About 25 years ago, Roy, whose nickname is “Bud,” started a business with a friend,  calling it “Bert and Bud’s Vintage Coffins.”

“It was more or less as a joke. We thought it would be really funny to do it. And son of a gun, people started calling.”

They started with the classic toe-pinchers, wooden boxes that are wide at the elbow and narrow at the feet.

But soon, because of their background in art, they got custom orders.

Davis has made coffins that look like a steamboat and a dollhouse, even a Christmas-themed one for a man who played Santa Claus.

“People are crazy, I guess, which I like. I’m crazy myself.”

His friend, Bert Sperath, retired and moved away, but Davis found the hobby/business too much fun to give up. A basic pine box sells for about $600. Custom designs may go for $2,500.

He also makes interesting urns.  Currently, Davis is working on one for a man who wants his ashes housed in a bourbon bottle.

Inside his house, you really see how coffins have become his dying art.  He displays miniature memorial coffins. One is in memory of his grandfather, who was beaten to death at a baseball game.  Open the lid and see a bat. A grandmother committed suicide.  Her memorial coffin includes a handkerchief, representing the way she killed herself by inhaling chloroform. 

A coffin in honor of his mother resembles a medicine cabinet, filled with pill bottles.

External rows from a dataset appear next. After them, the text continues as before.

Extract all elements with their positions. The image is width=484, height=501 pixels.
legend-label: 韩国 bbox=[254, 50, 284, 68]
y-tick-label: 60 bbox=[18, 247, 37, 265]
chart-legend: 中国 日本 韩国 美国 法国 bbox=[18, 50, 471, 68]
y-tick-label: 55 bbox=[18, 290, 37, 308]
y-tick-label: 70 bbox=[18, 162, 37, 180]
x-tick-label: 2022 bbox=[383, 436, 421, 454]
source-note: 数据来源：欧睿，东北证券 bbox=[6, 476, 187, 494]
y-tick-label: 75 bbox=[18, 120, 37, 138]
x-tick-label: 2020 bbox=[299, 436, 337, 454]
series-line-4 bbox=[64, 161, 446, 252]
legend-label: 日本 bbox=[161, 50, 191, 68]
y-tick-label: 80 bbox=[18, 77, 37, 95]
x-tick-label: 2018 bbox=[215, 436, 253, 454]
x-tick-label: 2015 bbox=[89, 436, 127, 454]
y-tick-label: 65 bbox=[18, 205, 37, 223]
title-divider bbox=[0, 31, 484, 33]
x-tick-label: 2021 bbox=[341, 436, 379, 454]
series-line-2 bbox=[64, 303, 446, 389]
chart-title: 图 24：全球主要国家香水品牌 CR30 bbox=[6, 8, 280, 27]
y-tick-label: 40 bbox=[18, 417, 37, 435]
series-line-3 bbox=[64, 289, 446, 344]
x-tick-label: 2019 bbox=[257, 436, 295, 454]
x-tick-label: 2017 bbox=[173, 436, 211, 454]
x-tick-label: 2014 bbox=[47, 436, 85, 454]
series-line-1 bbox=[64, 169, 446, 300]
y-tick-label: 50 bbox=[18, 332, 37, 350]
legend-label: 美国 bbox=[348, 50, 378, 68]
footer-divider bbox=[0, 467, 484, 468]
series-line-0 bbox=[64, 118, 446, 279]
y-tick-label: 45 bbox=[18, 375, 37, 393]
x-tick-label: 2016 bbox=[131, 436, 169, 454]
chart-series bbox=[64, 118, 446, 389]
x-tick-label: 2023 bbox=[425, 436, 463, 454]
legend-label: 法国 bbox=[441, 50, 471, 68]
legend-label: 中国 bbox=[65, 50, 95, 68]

“She had a lot of heath issues,” Davis explained.

He  doesn’t see the pieces as gruesome,  rather just as a way of keeping memories alive. 

“I just think they’re really interesting stories.” He said every family has some dramatic deaths in their history.

He even has his own coffin, ready to go, adorned with a torch he made in woodworking class.

“Which I’m hoping I don’t see any flames when I go.”

But he hopes not to go anytime soon. He’s too busy helping other people go out in style.

“I’ll pretty much give anything a try.”